Оставил Егорий в починке трех стрельцов, да они тоже ленивые — им лишь бы брагу да пироги жрать, да мягких баб деревенских щупать. Какая от них защита? Может, увести баб в другое место? Очень уж хороши для развлечения, пригодятся еще. А можно засаду постоянную там оставить, да вот только стрельцы для других дел нужны. Кто будет пожары тушить да по ночам покой в городе охранять?
Починок показался, когда солнце склонилось за лес и земля готова была отойти ко сну. Когда отряд подъехал к терему, управляющий уже стоял у ворот, а из избе интересом выглядывали немногочисленные селяне. Рядом с управляющим Ефимом стояла Варвара, державшая в руках хлеб-соль.
— Ты, Варвара, все краше становишься, — уныло улыбнулся губной староста, спрыгивая с коня.
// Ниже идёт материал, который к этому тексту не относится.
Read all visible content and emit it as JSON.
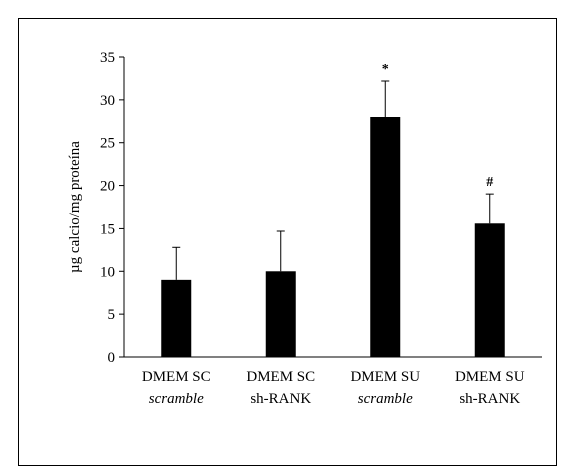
{
  "chart_data": {
    "type": "bar",
    "title": "",
    "xlabel": "",
    "ylabel": "µg calcio/mg proteína",
    "ylim": [
      0,
      35
    ],
    "yticks": [
      0,
      5,
      10,
      15,
      20,
      25,
      30,
      35
    ],
    "grid": false,
    "categories": [
      {
        "line1": "DMEM SC",
        "line2": "scramble",
        "line2_italic": true
      },
      {
        "line1": "DMEM SC",
        "line2": "sh-RANK",
        "line2_italic": false
      },
      {
        "line1": "DMEM SU",
        "line2": "scramble",
        "line2_italic": true
      },
      {
        "line1": "DMEM SU",
        "line2": "sh-RANK",
        "line2_italic": false
      }
    ],
    "values": [
      9,
      10,
      28,
      15.6
    ],
    "error_plus": [
      3.8,
      4.7,
      4.2,
      3.4
    ],
    "annotations": [
      "",
      "",
      "*",
      "#"
    ],
    "bar_color": "#000000"
  }
}
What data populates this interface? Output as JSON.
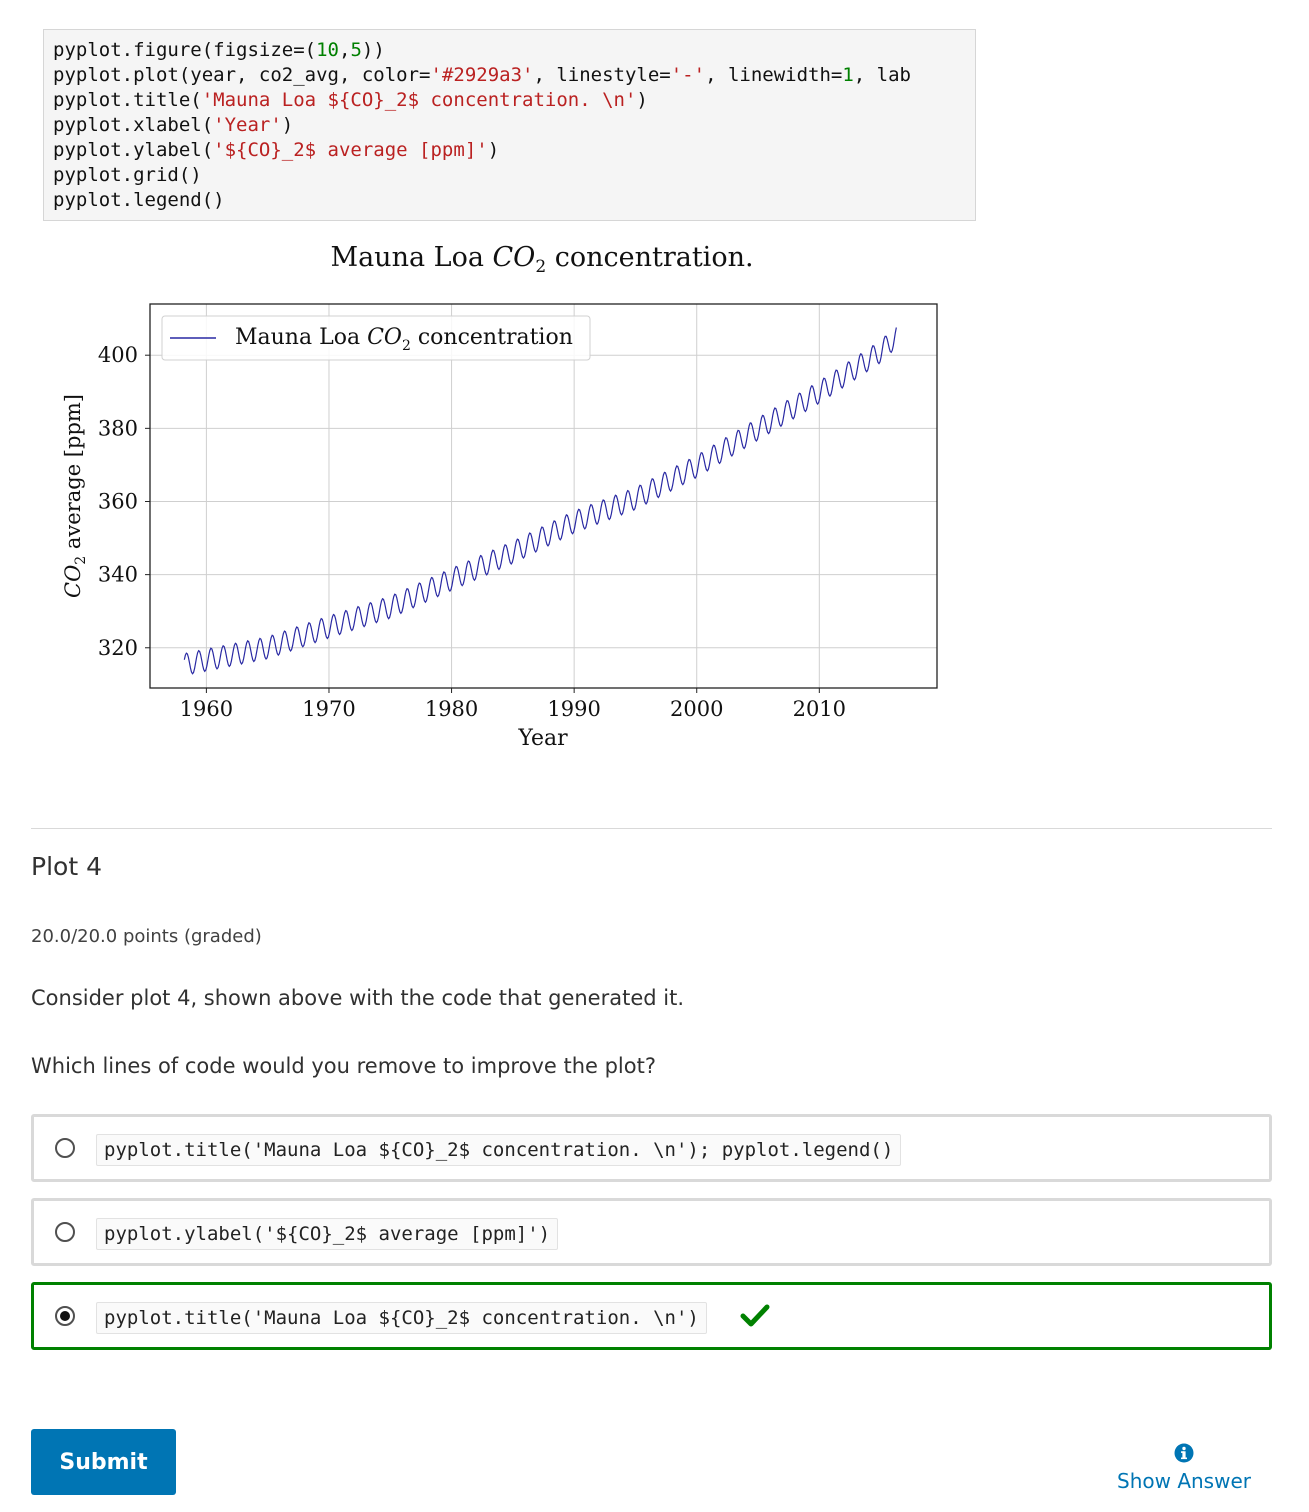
{
  "code_cell": {
    "lines": [
      [
        {
          "t": "pyplot.figure(figsize=("
        },
        {
          "t": "10",
          "c": "num"
        },
        {
          "t": ","
        },
        {
          "t": "5",
          "c": "num"
        },
        {
          "t": "))"
        }
      ],
      [
        {
          "t": "pyplot.plot(year, co2_avg, color="
        },
        {
          "t": "'#2929a3'",
          "c": "str"
        },
        {
          "t": ", linestyle="
        },
        {
          "t": "'-'",
          "c": "str"
        },
        {
          "t": ", linewidth="
        },
        {
          "t": "1",
          "c": "num"
        },
        {
          "t": ", lab"
        }
      ],
      [
        {
          "t": "pyplot.title("
        },
        {
          "t": "'Mauna Loa ${CO}_2$ concentration. \\n'",
          "c": "str"
        },
        {
          "t": ")"
        }
      ],
      [
        {
          "t": "pyplot.xlabel("
        },
        {
          "t": "'Year'",
          "c": "str"
        },
        {
          "t": ")"
        }
      ],
      [
        {
          "t": "pyplot.ylabel("
        },
        {
          "t": "'${CO}_2$ average [ppm]'",
          "c": "str"
        },
        {
          "t": ")"
        }
      ],
      [
        {
          "t": "pyplot.grid()"
        }
      ],
      [
        {
          "t": "pyplot.legend()"
        }
      ]
    ]
  },
  "chart_data": {
    "type": "line",
    "title_prefix": "Mauna Loa ",
    "title_math": "CO",
    "title_sub": "2",
    "title_suffix": " concentration.",
    "xlabel": "Year",
    "ylabel_math": "CO",
    "ylabel_sub": "2",
    "ylabel_suffix": " average [ppm]",
    "xlim": [
      1955.4,
      2019.6
    ],
    "ylim": [
      309,
      414
    ],
    "xticks": [
      1960,
      1970,
      1980,
      1990,
      2000,
      2010
    ],
    "yticks": [
      320,
      340,
      360,
      380,
      400
    ],
    "grid": true,
    "legend_position": "upper-left",
    "series": [
      {
        "name_prefix": "Mauna Loa ",
        "name_math": "CO",
        "name_sub": "2",
        "name_suffix": " concentration",
        "color": "#2929a3",
        "x_start": 1958.2,
        "x_end": 2016.3,
        "seasonal_amplitude": 3,
        "yearly_values": [
          {
            "year": 1958,
            "value": 315.3
          },
          {
            "year": 1965,
            "value": 320.0
          },
          {
            "year": 1970,
            "value": 325.7
          },
          {
            "year": 1975,
            "value": 331.1
          },
          {
            "year": 1980,
            "value": 338.7
          },
          {
            "year": 1985,
            "value": 346.1
          },
          {
            "year": 1990,
            "value": 354.4
          },
          {
            "year": 1995,
            "value": 360.8
          },
          {
            "year": 2000,
            "value": 369.6
          },
          {
            "year": 2005,
            "value": 379.8
          },
          {
            "year": 2010,
            "value": 389.9
          },
          {
            "year": 2015,
            "value": 401.0
          },
          {
            "year": 2016,
            "value": 404.2
          }
        ]
      }
    ]
  },
  "problem": {
    "title": "Plot 4",
    "points": "20.0/20.0 points (graded)",
    "prompt_1": "Consider plot 4, shown above with the code that generated it.",
    "prompt_2": "Which lines of code would you remove to improve the plot?",
    "choices": [
      {
        "label": "pyplot.title('Mauna Loa ${CO}_2$ concentration. \\n'); pyplot.legend()",
        "selected": false,
        "correct": false
      },
      {
        "label": "pyplot.ylabel('${CO}_2$ average [ppm]')",
        "selected": false,
        "correct": false
      },
      {
        "label": "pyplot.title('Mauna Loa ${CO}_2$ concentration. \\n')",
        "selected": true,
        "correct": true
      }
    ]
  },
  "actions": {
    "submit_label": "Submit",
    "show_answer_label": "Show Answer"
  },
  "colors": {
    "accent": "#0075b4",
    "correct": "#008100",
    "line": "#2929a3"
  }
}
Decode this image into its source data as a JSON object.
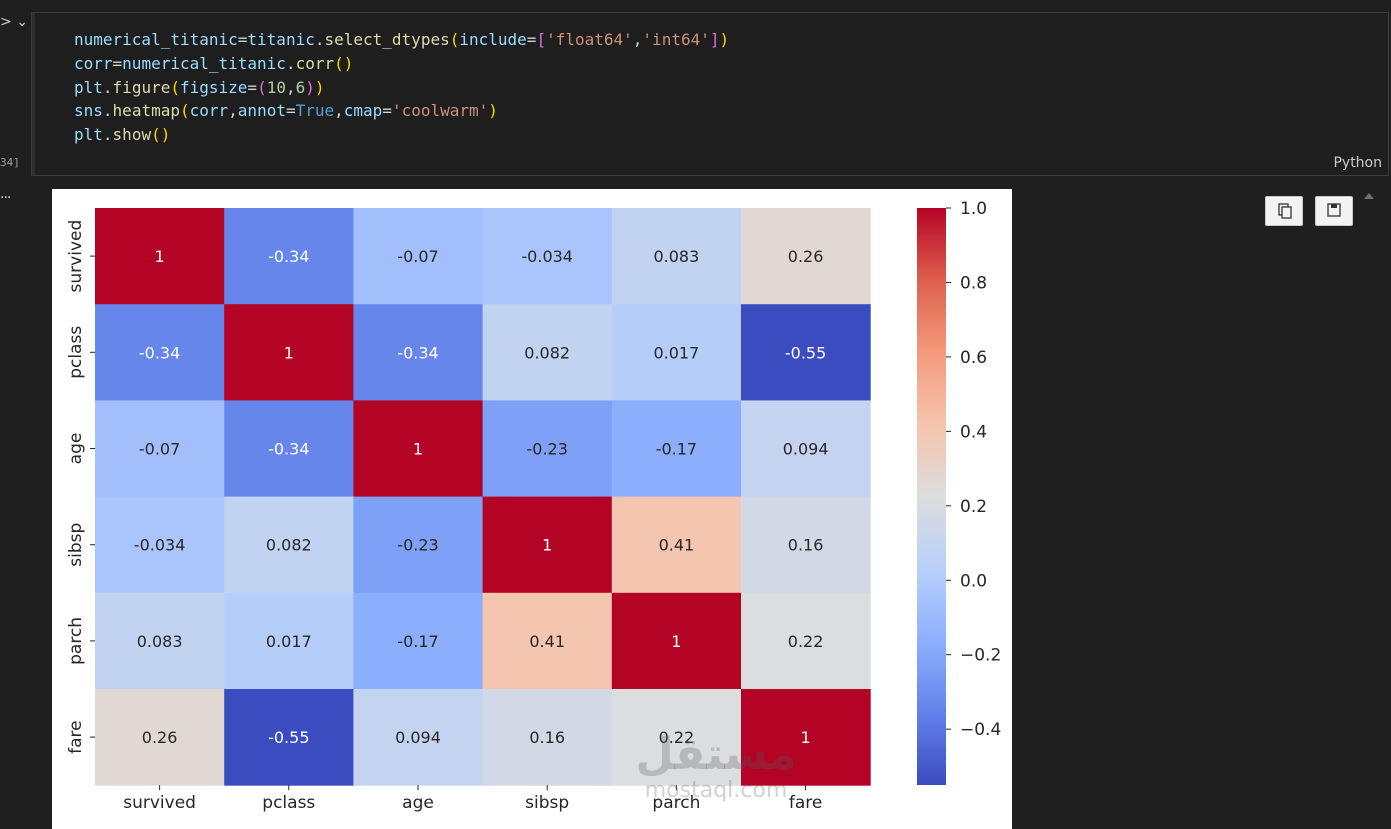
{
  "gutter": {
    "run_icon_glyph": ">",
    "chevron_glyph": "⌄",
    "execution_count": "34]",
    "output_dots": "..."
  },
  "cell": {
    "language": "Python",
    "code_lines": [
      "numerical_titanic=titanic.select_dtypes(include=['float64','int64'])",
      "corr=numerical_titanic.corr()",
      "plt.figure(figsize=(10,6))",
      "sns.heatmap(corr,annot=True,cmap='coolwarm')",
      "plt.show()"
    ]
  },
  "output_toolbar": {
    "copy_button": "copy-icon",
    "save_button": "save-icon"
  },
  "watermark": {
    "arabic": "مستقل",
    "latin": "mostaql.com"
  },
  "chart_data": {
    "type": "heatmap",
    "title": "",
    "colormap": "coolwarm",
    "rows": [
      "survived",
      "pclass",
      "age",
      "sibsp",
      "parch",
      "fare"
    ],
    "columns": [
      "survived",
      "pclass",
      "age",
      "sibsp",
      "parch",
      "fare"
    ],
    "values": [
      [
        1,
        -0.34,
        -0.07,
        -0.034,
        0.083,
        0.26
      ],
      [
        -0.34,
        1,
        -0.34,
        0.082,
        0.017,
        -0.55
      ],
      [
        -0.07,
        -0.34,
        1,
        -0.23,
        -0.17,
        0.094
      ],
      [
        -0.034,
        0.082,
        -0.23,
        1,
        0.41,
        0.16
      ],
      [
        0.083,
        0.017,
        -0.17,
        0.41,
        1,
        0.22
      ],
      [
        0.26,
        -0.55,
        0.094,
        0.16,
        0.22,
        1
      ]
    ],
    "annotations": [
      [
        "1",
        "-0.34",
        "-0.07",
        "-0.034",
        "0.083",
        "0.26"
      ],
      [
        "-0.34",
        "1",
        "-0.34",
        "0.082",
        "0.017",
        "-0.55"
      ],
      [
        "-0.07",
        "-0.34",
        "1",
        "-0.23",
        "-0.17",
        "0.094"
      ],
      [
        "-0.034",
        "0.082",
        "-0.23",
        "1",
        "0.41",
        "0.16"
      ],
      [
        "0.083",
        "0.017",
        "-0.17",
        "0.41",
        "1",
        "0.22"
      ],
      [
        "0.26",
        "-0.55",
        "0.094",
        "0.16",
        "0.22",
        "1"
      ]
    ],
    "colorbar": {
      "vmin": -0.55,
      "vmax": 1.0,
      "ticks": [
        1.0,
        0.8,
        0.6,
        0.4,
        0.2,
        0.0,
        -0.2,
        -0.4
      ],
      "tick_labels": [
        "1.0",
        "0.8",
        "0.6",
        "0.4",
        "0.2",
        "0.0",
        "−0.2",
        "−0.4"
      ]
    }
  }
}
В его движениях чувствовалась молодая сила, хоть годов ему было уже за сорок.
Варвара потупилась, щеки ее покраснели.
— Готовь, Ефимий, баньку да веники получше. Отдыхать буду…
Орудовать березовым веником управляющий умел отменно, и губной староста только покряхтывал с удовольствием от сыпавшихся на него хлестких ударов.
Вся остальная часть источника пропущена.